Imagine this scene: You’re talking to someone who has moved into area. In the course of the conversation they say, “We’re looking for a good church. Do you know of any?” There it is! An opportunity dropped right in your lap. You say, “You should come to our church. Our pastor preaches great sermon. Our people are super friendly. We have programs for your kids. Let me give you a card. It lists our service times and our website, so you can check us out.” The other person accepts the card and says, “I’ll be sure to do that.” That’s the kind of conversation we would love to have. But maybe we shouldn’t be so excited.
The problem with this conversation is that it involves matching up an ideal church with an ideal person. What if this person doesn’t have kids? What if the church doesn’t have programs for the kids? What if the pastor doesn’t preach very well? What if the church isn’t very friendly? What if the church doesn’t have a website?

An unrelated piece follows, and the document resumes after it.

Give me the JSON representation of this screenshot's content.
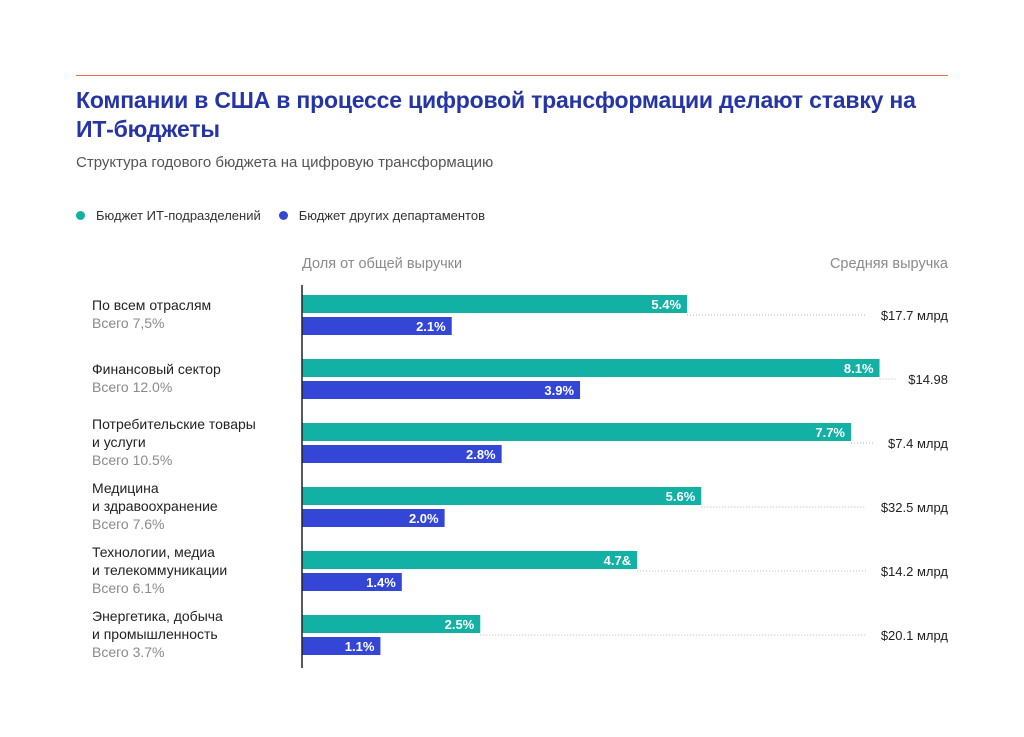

When I was a teenager, I was the music director at a church with a high attendance of 25. 10 was more typical, at the time. Our youth group was me. Our children’s ministry was nonexistent. We had one Sunday school class, but we would order children’s literature, just in case someone showed up. The fact is, there are a lot of churches in that same situation. Some have declined to that point. Some are new churches that are just starting out. In any case, these tiny churches can teach us something.
So, let’s look at the scene again, but this time from the perspective of a tiny church: “We’re looking for a good church. Do you know of any?” You say, “You should come to our church. Our pastor does okay, but he’s working a full-time job and then preaching two sermons and teaching a Sunday school lesson. Our pianist has trouble seeing the music. We’d like to children and teens coming, but our people are all too old to do much with them. We could really use your help.”
This second conversation is not the way we normally think we should persuade people to come to church, but it’s closer to what we should be doing. Yes, there are benefits to church attendance that include youth programs and fellowship meals and training programs, but that only comes when people put in the work. We can’t maintain programs if new members don’t do their part. But if everyone does something, we all benefit even more.
What if we took that tiny church attitude and applied it to larger churches? What if, instead of telling people about the great things we already have, we told them about the things they could help us with? Consider this conversation: “Tell me about your Sunday school classes.” “We have classes for all age groups. We have great teachers, but we could really use is someone to go around and empty the trashcans after church, so there isn’t food left sitting in the classrooms.” It might be that the person decides they’ll visit another church instead. But it might also be that they say, “That’s something I could do.” Just imagine if every time we added a church member it meant we had another person doing stuff. We would get a lot more done.